Je compris vite que Kiki était considéré par tous comme un petit frère et que ses rares venues étaient synonymes de fêtes.
… Killian ! Je garderais jusqu'à mon dernier souffle une tendresse particulière pour cet enfant.
C'est vers moi qu'il courait lorsqu'il se blessait à un entraînement, ne voulant pas que son maître le voit pleurer. C'est vers moi qu'il venait lors de ses moments de récréation. Et c'est pour lui que j'ai dévalisé la bibliothèque de Camus cherchant des contes des frères Grimm, des histoires de Perrault et des fables de La Fontaine; toutes ces histoires qui s'étaient estompées dans ma mémoire. Je les connaissais autrefois, dans une autre vie… Je crois que mon frère, mon vrai frère !, me les avait racontés lorsque j'étais enfant, et à présent je les racontais à mon tour.

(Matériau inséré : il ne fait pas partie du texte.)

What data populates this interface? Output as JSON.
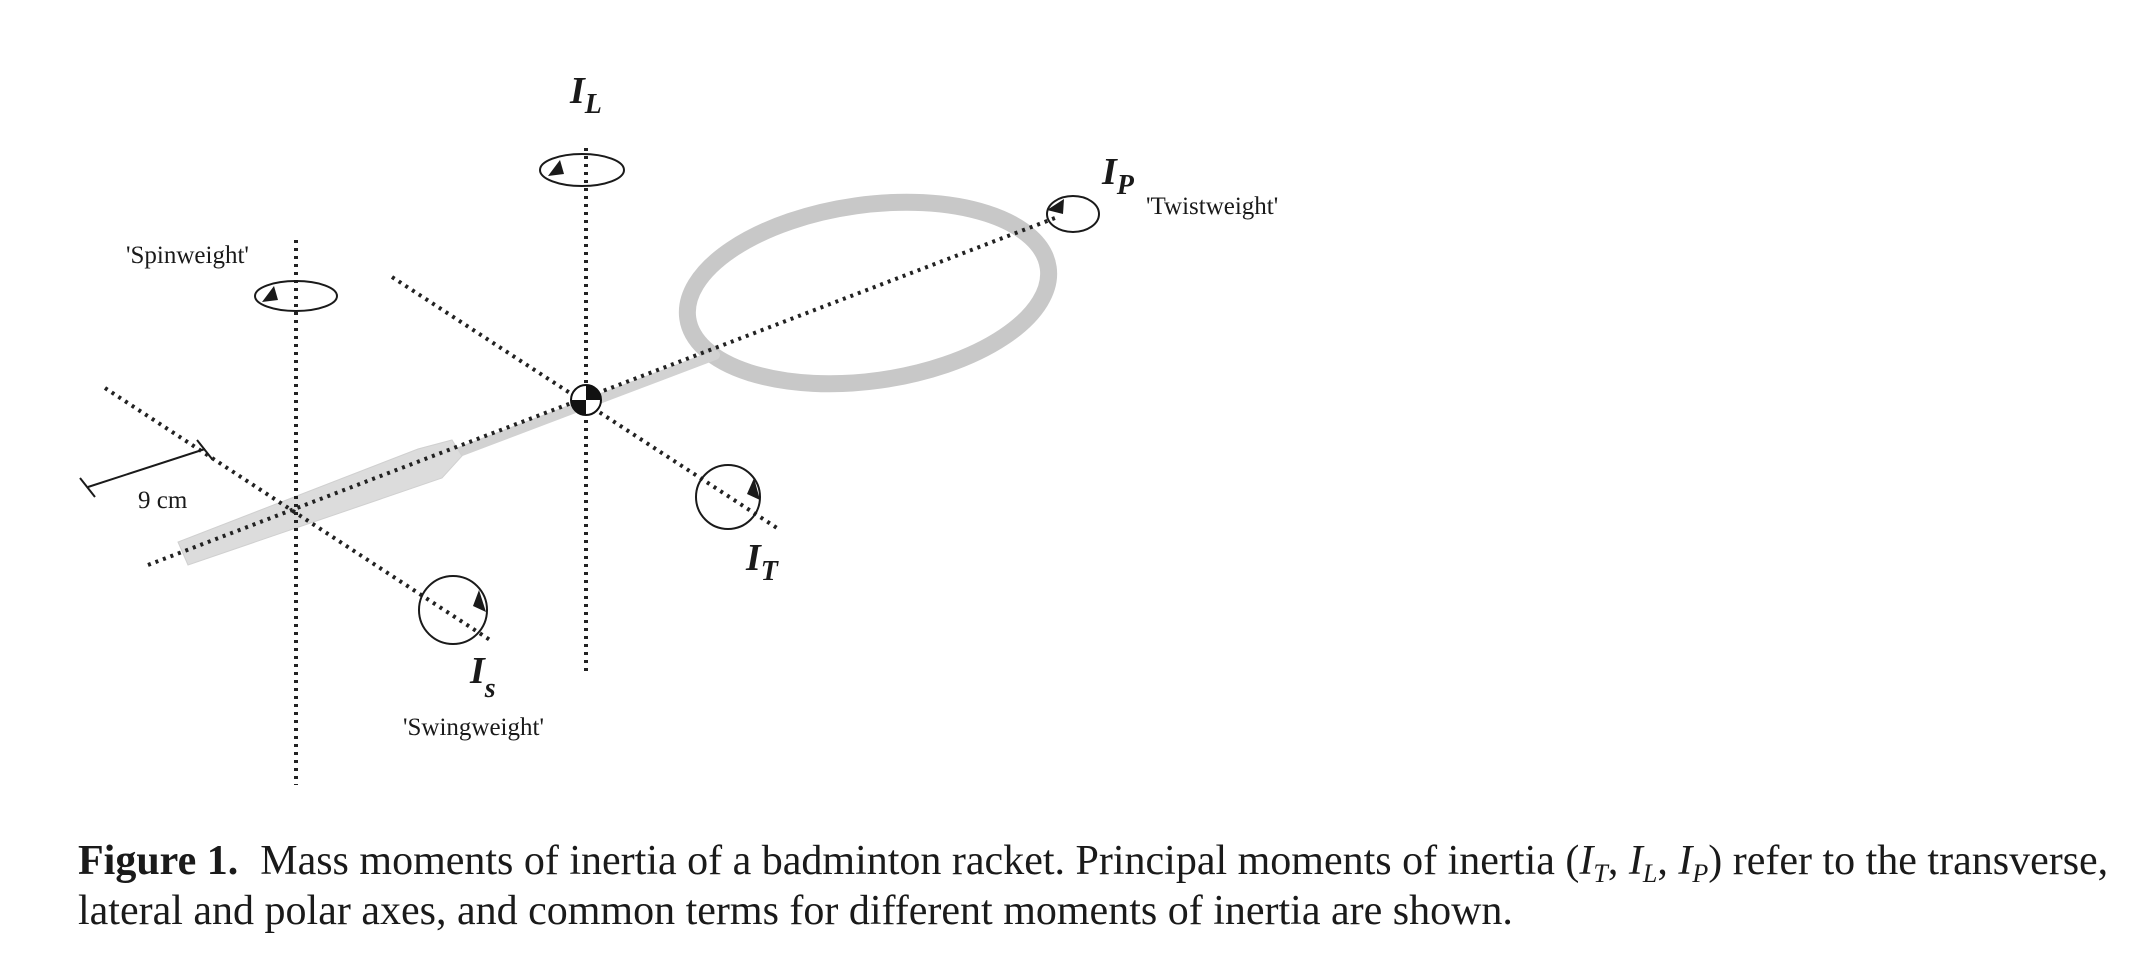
{
  "figure": {
    "axes": {
      "IL": {
        "main": "I",
        "sub": "L"
      },
      "IP": {
        "main": "I",
        "sub": "P"
      },
      "IT": {
        "main": "I",
        "sub": "T"
      },
      "Is": {
        "main": "I",
        "sub": "s"
      }
    },
    "terms": {
      "spinweight": "'Spinweight'",
      "twistweight": "'Twistweight'",
      "swingweight": "'Swingweight'"
    },
    "dimension": "9 cm"
  },
  "caption": {
    "label": "Figure 1.",
    "text_before": "Mass moments of inertia of a badminton racket. Principal moments of inertia (",
    "math": [
      {
        "main": "I",
        "sub": "T"
      },
      {
        "main": "I",
        "sub": "L"
      },
      {
        "main": "I",
        "sub": "P"
      }
    ],
    "text_after": ") refer to the transverse, lateral and polar axes, and common terms for different moments of inertia are shown."
  }
}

Plusieurs fois, Kiki supplia son maître la permission que je le mette au lit pour lui raconter une histoire, et Mû cédait bien volontiers. Je m'asseyais alors sur son lit, sa petite main dans la mienne pendant que je lui racontais les « Milles et une nuit ». A chaque fois, j'avais conscience de la présence de Mû, adossé contre la porte, écoutant les récits avec un petit sourire sur les lèvres, une tendresse presque paternelle dans les yeux…
Combien je pouvais aimer ces moments là ! J'en chéri le souvenir de tout mon cœur…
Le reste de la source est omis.